Il y a cinq ans, « Big Dan » évoluait encore à Somzée. Le coach de ce club l’emmena avec son frère afin de tester, raconte la légende, un bel appareil dernier cri pour des tests physiques et avoir deux « cobayes » lors de ses examens pour obtenir son diplôme d’entraîneur. Michel Bertinchamps faisait partie du jury et fut immédiatement intéressé et emballé par l’énorme potentiel athlétique de Daniel. Il en parla tout de suite aux Zèbres, Mario Notaro pista les deux frangins et après un match avec les Espoirs auquel assista Robert Waseige, Charleroi engagea la paire Van Buyten. L’actuel coach fédéral déclara à l’issue du match qu’il était là pour observer Luciano Djim mais qu’il avait été impressionné par le gabarit des frères Van Buyten : « Nous allons les verser dans le noyau B, c’est de la graine de bons footballeurs ».

Un peu plus tard, après une saison passée en réserve (Daniel était médian défensif et il marqua des buts à la pelle), le Mage de Rocourt le lança en D1. A Couvin-Mariembourg, on a dû s’en mordre les doigts : ce club de 1e Provinciale jugea Daniel insuffisant après un test contre un club régional, Macon.
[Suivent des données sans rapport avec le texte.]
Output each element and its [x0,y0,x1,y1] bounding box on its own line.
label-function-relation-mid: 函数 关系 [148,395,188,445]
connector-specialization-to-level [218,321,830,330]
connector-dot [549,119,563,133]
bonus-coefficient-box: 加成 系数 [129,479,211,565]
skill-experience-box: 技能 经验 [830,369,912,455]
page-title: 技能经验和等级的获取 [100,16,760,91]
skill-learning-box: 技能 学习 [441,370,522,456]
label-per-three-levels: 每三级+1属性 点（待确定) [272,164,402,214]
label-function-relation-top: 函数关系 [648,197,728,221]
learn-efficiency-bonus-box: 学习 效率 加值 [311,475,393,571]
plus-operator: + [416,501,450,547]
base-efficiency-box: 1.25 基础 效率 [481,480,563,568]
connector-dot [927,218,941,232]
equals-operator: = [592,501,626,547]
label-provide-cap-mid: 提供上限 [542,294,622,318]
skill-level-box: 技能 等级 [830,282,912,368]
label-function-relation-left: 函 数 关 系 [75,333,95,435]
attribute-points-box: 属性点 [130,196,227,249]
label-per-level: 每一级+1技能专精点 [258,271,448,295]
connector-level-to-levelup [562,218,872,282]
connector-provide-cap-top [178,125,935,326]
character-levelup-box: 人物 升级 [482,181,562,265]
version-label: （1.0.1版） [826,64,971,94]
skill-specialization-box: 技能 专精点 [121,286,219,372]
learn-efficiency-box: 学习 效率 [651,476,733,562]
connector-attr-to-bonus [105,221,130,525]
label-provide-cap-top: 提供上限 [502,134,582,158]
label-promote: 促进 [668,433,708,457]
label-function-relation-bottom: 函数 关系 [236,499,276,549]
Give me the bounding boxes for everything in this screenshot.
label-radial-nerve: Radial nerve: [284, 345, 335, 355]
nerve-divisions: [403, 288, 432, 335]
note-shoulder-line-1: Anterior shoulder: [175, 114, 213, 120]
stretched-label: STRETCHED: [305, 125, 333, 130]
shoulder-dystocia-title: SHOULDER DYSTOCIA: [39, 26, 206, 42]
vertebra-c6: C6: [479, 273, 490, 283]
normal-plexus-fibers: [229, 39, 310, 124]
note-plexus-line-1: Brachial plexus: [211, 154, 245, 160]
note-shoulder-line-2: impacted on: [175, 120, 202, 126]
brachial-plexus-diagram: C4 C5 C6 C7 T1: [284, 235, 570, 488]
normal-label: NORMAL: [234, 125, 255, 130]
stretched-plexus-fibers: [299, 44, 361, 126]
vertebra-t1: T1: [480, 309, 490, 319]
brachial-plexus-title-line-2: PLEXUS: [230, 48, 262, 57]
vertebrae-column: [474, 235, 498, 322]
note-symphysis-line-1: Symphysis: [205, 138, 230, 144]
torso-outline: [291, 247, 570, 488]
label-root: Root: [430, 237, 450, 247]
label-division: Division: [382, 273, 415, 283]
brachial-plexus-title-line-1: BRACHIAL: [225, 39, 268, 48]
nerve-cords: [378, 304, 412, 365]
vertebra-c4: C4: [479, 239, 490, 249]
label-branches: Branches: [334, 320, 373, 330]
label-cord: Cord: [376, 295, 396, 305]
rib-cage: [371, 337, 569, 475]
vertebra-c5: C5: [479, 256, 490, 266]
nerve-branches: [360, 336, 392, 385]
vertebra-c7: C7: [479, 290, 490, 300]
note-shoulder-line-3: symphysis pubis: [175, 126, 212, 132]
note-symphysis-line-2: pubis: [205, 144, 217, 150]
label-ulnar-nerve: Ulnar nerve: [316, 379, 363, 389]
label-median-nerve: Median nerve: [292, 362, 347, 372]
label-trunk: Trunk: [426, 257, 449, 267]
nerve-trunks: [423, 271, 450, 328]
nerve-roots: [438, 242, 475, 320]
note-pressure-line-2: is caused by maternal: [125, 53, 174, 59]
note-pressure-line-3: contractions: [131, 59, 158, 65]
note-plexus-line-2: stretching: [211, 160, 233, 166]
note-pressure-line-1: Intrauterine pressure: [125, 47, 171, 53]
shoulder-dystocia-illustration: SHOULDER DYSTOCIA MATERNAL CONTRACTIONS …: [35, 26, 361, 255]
Nul n’est prophète dans son terroir.

Daniel avait déjà passé des tests au Sporting de Charleroi quelques années auparavant: Hervé Royet ne l’avait pas retenu. ll faillit jouer aussi à Marchienne. Aujourd’hui, c’est l’OM. Avec M comme Marseille, pas Marchienne: à quoi tient un destin?

Un jour, Daniel Van Buyten mit le grand Jan Koller dans sa poche. C’est probablement après cette performance que les Rouches décidèrent de s’intéresser à lui. Il jouait en D1 depuis un an. Luciano D’Onofrio s’intéressait à Laurent Wuillot mais, madré, demanda à Charleroi de prévoir Van Buyten dans le cadre des transferts et échanges entre les deux clubs. Un deal vite fait, bien fait : le Colonel D’Ono venait de réaliser une bonne affaire, Charleroi pas tellement.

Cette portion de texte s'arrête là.